L'Art Tangent, Odile Darbelley & Michel Jacquelin, sous la direction de Claire David, éd. Actes Sud, 2007.
"B.T. [Benjamin Tardillon] : Vous pensez qu'il faut déconnecter le plaisir de la collection du plaisir de posséder ?
E.R. [Emmanuel Rath] : Absolument, dans toute collection c'est la part de virtuel qu'il faut développer. Je réfléchis à une collection au carré : je collectionne un objet de chaque collection (un timbre, une poupée, une étiquette de vin, une montre, un Picasso, etc.). En somme, collectionner des idées de collection.
B.T. : C'est sans fin ?
E.R. : Oui, c'est sans fin, mais tant que c'est dans la tête, cela ne dérange pas trop... Quand j'étais adolescent, un de mes amis, Jean-Jacques Lebeau, avait entrepris de récolter au hasard de ses promenades, sur les réverbères, sur les murs ou les balustrades, les panneaux 'peinture fraîche'. Tout un pan de sa chambre en était recouvert. Il en avait une belle quantité ; ils pouvaient être offerts par des grandes marques ou manuscrits, écrits hâtivement, maculés de traces de couleur ou d'adhésifs. Il me racontait d'où venait telle ou telle nouvelle pièce et nous imaginions en silence les suites de son geste. Nous ne parlions pas vraiment de conséquences. Jean-Jacques Lebeau n'était jamais lourd. L'évocation d'un banc du square nous suffisait. En partant, je me souviens aussi que je me débrouillais toujours pour ne pas effleurer la peinture noire de la porte de sa chambre. Un panneau 'peinture fraîche', c'est comme un escalier roulant arrêté, cela crée toujours un trouble.

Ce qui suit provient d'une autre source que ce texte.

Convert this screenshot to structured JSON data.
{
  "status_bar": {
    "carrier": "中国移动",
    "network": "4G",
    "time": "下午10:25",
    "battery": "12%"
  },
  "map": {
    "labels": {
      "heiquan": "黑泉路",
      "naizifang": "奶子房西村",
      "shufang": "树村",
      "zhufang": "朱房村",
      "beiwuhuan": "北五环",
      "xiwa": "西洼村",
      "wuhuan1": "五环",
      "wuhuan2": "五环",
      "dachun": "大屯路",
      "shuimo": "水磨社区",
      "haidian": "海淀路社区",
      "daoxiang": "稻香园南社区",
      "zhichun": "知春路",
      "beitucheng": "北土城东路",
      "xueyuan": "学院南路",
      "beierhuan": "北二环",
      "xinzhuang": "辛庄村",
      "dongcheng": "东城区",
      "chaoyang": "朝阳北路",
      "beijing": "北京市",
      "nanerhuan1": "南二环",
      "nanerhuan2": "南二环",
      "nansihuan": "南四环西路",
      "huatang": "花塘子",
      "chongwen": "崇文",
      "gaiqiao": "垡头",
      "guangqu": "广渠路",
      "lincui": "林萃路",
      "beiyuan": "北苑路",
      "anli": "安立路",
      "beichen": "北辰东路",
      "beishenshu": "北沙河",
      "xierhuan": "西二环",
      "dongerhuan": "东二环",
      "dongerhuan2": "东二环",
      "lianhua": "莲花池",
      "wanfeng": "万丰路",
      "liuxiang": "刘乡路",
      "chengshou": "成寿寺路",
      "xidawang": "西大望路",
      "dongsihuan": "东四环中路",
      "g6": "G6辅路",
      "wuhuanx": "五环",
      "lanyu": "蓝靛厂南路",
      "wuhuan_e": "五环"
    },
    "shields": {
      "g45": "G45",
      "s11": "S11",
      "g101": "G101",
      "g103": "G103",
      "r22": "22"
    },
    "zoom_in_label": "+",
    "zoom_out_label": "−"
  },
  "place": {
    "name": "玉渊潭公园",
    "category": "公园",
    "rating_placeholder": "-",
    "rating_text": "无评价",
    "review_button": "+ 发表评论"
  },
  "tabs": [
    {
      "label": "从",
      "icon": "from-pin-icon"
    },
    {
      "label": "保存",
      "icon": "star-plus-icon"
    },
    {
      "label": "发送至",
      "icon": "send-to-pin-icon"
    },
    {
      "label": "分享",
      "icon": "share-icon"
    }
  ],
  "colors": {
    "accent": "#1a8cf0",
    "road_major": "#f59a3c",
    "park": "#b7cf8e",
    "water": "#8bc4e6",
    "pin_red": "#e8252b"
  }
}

B.T. : Comment commence une collection ?
E.R. : Par un bout, par plaisir, dans l'idée, dans la projection dans le futur : commencer, c'est décider d'ordonner différemment sa perception du monde. Derrière toute collection, il y a une volonté et au moins une personne."
p.92-93
Pour positionner un peu :
"L’Art Tangent est tangibleLe groupe Albert Pophtegme, extrait du Manifeste contre toute forme de reconnaissance de l’Art Tangent
On n’attend rien de l’Art Tangent et réciproquement.
L’art contemporain glisse en ligne droite depuis Marcel, l’Art Tangent ondule depuis Duchamp Duchamp comme la réglisse.
La perspective de l’Art Tangent est devant lui quand il se retourne.
L’Art Tangent n’est ni moderne, ni post-moderne, il est ailleurs.
L’Art tangent c’est la cerise sans le gâteau.
L’Art Tangent est à l’art contemporain ce que la pression est à la bière.
L’Art Tangent prend la voie du doute, de ce doute, que faute de mieux, nous appelons l’humour.
L’Art Tangent est uchronique mais il se soigne.
L’inutilité immédiate de l’art Tangent est exactement proportionnelle à la portée de sa trajectoire."